Lets look at the algorithm in the question:
[(a + b) + abs(b - a)]/2
This has an addition and subtraction stages which are then fed to a second stage addition. The divide by 2 is trivial in hardware, it can be done by removing the LSB. However the two-stage full-adder/subtractor is pretty slow and gate-intensive, especially if you are cascading multiple caparisons like you are.
Building off of Wouter van Ooijen's answer, the generalized structure is a digital comparator feeding the select signal of a mux:

simulate this circuit – Schematic created using CircuitLab
The above schematic is for:
(A > B) ? A : B
but notice that it can be easily reconfigured for any comparison between the two inputs by making different logical connections between the comparator outputs and the mux select.
So if we know how to formulate the three outputs from the comparator, we can implement any comparison in hardware. Comparator logic is well described here. To optimize the hardware, we would just remove the logic driving the unused comparator outputs.
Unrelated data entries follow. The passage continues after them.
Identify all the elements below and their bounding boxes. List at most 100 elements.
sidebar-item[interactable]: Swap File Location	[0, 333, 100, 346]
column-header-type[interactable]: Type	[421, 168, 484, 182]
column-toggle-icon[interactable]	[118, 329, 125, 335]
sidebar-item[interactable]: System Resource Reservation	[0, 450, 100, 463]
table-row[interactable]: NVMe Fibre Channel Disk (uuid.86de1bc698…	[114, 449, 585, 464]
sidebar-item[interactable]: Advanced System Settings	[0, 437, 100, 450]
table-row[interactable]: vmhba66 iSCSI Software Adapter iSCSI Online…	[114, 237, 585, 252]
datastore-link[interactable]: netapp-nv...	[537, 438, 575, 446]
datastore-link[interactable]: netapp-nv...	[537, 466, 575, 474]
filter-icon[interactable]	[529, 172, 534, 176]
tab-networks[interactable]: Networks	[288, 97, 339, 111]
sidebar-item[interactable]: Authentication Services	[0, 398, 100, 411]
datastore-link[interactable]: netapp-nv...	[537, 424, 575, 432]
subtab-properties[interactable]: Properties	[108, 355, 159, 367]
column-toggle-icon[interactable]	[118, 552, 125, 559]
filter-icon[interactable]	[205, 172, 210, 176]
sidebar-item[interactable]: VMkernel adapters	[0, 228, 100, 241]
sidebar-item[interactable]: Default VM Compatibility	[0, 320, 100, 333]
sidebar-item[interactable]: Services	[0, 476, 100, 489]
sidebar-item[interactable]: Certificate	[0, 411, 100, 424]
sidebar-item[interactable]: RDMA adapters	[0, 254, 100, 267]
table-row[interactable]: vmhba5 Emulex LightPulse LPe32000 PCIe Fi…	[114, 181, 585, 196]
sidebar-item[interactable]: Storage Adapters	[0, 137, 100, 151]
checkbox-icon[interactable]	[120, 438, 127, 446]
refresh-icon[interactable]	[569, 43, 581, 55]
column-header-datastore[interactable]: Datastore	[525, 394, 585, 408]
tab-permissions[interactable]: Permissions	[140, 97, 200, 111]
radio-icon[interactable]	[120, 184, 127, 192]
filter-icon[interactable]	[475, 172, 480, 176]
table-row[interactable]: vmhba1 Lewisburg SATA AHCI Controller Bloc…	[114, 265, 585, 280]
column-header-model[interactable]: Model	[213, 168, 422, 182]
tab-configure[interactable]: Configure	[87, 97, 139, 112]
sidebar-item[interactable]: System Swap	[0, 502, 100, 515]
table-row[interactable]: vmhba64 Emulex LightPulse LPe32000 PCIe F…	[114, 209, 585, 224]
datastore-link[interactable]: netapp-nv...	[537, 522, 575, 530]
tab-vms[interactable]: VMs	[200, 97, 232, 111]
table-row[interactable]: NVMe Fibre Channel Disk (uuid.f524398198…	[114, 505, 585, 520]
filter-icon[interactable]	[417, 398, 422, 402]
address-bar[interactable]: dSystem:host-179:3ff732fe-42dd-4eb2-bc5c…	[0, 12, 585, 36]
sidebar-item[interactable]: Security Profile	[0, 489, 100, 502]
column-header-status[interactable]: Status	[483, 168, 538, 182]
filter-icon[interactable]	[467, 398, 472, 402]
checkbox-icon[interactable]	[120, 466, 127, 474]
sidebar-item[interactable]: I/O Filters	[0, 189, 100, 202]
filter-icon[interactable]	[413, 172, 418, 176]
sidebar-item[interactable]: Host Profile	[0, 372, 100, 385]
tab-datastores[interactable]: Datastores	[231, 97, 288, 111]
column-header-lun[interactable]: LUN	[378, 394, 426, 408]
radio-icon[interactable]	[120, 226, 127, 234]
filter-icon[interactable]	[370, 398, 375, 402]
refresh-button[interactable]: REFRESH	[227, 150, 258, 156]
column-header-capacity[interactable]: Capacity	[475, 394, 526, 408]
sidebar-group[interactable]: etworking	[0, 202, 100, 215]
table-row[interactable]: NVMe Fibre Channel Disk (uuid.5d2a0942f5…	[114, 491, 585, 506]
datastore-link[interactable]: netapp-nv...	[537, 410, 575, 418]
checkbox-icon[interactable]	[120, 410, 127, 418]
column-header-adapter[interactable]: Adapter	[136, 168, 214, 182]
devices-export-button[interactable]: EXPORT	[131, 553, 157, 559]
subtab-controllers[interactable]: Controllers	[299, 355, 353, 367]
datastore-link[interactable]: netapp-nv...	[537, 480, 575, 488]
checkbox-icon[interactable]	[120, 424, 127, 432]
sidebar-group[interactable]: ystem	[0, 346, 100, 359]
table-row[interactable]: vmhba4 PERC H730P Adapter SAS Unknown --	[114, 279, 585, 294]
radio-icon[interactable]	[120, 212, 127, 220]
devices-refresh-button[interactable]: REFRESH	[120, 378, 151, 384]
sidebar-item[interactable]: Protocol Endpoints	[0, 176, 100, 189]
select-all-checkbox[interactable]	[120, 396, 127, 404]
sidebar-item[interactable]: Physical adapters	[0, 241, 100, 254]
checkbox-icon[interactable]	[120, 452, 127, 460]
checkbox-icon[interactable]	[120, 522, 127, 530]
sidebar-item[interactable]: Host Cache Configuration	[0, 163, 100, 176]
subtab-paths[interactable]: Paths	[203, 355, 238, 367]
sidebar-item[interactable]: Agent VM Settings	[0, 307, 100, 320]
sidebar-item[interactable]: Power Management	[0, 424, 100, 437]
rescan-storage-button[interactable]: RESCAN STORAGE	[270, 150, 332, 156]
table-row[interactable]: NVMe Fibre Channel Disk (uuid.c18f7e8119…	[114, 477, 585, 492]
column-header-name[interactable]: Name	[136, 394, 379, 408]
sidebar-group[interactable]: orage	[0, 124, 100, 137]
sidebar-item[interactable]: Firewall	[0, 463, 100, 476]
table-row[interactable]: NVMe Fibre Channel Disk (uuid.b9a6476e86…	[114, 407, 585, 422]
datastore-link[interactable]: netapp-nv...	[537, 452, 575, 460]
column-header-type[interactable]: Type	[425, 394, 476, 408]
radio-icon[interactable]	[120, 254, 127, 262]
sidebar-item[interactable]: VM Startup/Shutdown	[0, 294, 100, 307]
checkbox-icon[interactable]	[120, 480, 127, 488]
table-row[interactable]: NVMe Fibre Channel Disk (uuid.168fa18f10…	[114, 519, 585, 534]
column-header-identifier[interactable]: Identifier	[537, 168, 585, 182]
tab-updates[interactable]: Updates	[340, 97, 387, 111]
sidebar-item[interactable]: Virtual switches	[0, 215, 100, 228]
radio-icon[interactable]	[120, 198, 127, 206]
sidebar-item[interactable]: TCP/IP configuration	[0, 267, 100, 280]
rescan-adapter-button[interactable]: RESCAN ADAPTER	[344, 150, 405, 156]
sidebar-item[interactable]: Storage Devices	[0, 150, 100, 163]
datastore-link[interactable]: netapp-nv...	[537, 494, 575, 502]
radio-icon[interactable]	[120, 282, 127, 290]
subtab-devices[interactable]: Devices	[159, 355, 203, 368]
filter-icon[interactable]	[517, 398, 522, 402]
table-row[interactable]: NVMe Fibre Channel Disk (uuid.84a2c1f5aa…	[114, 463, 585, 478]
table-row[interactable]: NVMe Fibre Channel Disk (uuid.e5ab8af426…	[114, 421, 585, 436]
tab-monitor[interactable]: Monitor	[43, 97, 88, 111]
But in the end, if its going to hardware, it has to go through synthesis. So you shouldn't obsess over which gate-level scheme is optimal. Instead, optimize your code and algorithms so that you at least are not forcing the synthesizer to produce an inefficient result. "With some clever tricking the checking of the bit pairs can be combined with the muxer for the same bit pair," and the easiest way to perform this optimization is with synthesis.